Mais Ursula et Stephan ne peuvent pas toujours aider. «Parfois, il s’agit simplement d’affronter la situation avec le patient, de s’efforcer de supporter l’insupportable avec lui. Même si nous ne pouvons pas résoudre les problèmes, nous sommes là, aujourd’hui, la semaine prochaine et la suivante.» Ils ont fait l’expérience que les choses pouvaient changer grâce à la confiance. Ce genre «d’attentisme» est un défi pour tous les deux. «Si le patient le souhaite, nous terminons souvent nos entretiens par une prière, qui devient une sorte de fourretout. Cela nous aide à accepter.» «Et ce qui m’aide beaucoup, c’est de savoir qu’ici au CSP, nous ne sommes qu’un maillon de la chaîne», souligne Ursula. «Il y a tellement de gens bien qui ont le cœur sur la main. Ensemble, nous accompagnons et nous portons les patients, et les voir heureux de rencontrer une soignante qu’ils apprécient particulièrement, ou quelqu’un du restaurant ou du service de transport, par exemple, nous réjouit toujours beaucoup.» Ursula et Stephan apprécient le fait que l’accompagnement spirituel au CSP soit considéré comme un élément essentiel de la rééducation globale.
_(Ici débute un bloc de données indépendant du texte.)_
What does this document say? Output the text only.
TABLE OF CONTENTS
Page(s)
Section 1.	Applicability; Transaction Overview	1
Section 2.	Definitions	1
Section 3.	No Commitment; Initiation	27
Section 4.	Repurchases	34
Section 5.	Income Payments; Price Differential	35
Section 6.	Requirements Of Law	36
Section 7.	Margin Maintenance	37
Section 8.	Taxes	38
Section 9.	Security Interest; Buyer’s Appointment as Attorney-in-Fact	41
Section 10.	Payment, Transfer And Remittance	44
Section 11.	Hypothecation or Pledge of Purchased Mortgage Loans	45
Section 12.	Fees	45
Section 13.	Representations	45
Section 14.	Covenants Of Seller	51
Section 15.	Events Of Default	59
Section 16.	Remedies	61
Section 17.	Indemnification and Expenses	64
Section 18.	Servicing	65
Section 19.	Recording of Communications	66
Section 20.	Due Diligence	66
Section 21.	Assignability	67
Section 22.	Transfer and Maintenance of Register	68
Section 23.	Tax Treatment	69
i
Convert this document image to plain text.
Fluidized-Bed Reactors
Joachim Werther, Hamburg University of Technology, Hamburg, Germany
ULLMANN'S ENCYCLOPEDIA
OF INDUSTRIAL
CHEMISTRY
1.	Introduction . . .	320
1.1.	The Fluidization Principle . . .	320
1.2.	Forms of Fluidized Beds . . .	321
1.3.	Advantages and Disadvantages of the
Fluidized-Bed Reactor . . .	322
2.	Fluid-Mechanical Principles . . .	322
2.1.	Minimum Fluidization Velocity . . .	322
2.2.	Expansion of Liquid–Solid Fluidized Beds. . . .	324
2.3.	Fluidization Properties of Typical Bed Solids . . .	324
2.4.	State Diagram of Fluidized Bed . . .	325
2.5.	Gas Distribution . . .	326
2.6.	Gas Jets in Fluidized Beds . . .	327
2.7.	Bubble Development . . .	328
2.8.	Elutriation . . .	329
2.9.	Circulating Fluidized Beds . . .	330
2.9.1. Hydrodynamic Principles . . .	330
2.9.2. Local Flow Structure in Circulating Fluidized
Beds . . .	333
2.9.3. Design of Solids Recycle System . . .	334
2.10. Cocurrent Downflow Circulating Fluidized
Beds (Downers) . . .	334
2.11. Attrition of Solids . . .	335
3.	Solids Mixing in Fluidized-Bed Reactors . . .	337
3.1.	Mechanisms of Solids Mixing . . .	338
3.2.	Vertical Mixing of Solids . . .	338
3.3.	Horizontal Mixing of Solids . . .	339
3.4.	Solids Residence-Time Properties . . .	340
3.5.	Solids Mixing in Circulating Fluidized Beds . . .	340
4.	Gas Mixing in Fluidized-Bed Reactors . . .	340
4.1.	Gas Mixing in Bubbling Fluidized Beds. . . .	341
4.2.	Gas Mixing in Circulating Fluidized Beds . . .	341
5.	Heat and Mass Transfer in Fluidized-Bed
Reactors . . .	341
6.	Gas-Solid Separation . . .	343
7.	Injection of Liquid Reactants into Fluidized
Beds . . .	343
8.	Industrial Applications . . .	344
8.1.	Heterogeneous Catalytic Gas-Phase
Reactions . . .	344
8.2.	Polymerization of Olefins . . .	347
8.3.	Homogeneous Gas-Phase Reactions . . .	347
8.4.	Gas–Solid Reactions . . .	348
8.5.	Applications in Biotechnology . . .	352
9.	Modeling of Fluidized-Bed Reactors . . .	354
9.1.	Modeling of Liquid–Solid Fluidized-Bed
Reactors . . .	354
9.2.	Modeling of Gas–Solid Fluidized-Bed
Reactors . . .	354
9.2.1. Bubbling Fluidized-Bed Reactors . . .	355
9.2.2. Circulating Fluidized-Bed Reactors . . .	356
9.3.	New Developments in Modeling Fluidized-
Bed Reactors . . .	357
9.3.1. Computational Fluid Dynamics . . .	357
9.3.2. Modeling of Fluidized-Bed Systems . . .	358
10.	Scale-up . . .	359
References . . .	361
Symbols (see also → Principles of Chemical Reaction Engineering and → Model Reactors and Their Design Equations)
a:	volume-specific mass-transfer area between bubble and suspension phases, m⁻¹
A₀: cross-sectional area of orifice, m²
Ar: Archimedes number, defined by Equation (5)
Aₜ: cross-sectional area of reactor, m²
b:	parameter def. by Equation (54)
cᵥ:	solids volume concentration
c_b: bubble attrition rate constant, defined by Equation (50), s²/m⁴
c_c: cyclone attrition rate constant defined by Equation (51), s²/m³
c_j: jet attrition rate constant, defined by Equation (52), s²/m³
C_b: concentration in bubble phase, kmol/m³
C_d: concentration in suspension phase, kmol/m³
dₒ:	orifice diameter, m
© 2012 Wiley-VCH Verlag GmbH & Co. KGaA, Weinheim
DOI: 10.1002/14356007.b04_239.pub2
De temps en temps, ils vivent aussi des moments profonds et émouvants. Stephan se souvient de ce tétraplégique qui lui a montré, ravi et rayonnant de joie, qu’il pouvait à nouveau bouger très légèrement son doigt. Et Ursula a pu accorder la bénédiction du mariage à deux couples au cours des derniers mois. «Dans les deux cas, l’homme était mourant et, dans leur immense désespoir, les couples voulaient s’unir malgré tout. J’ai tout mis en place

Établir la confiance par le dialogue

très rapidement.» C’était extrêmement bouleversant, une journée de joie pour tout le monde. Ils n’ont bien sûr pas pu vaincre la mort, les deux patients sont décédés peu de temps après. «Mais la mort n’a pas eu le dernier mot. Ils lui ont arraché un fragment de vie et d’amour.»

Nos prêtre et pasteure du CSP construisent des ponts avec les patients et les aident, dans la limite de leurs possibilités, à remettre leur navire sur la bonne voie.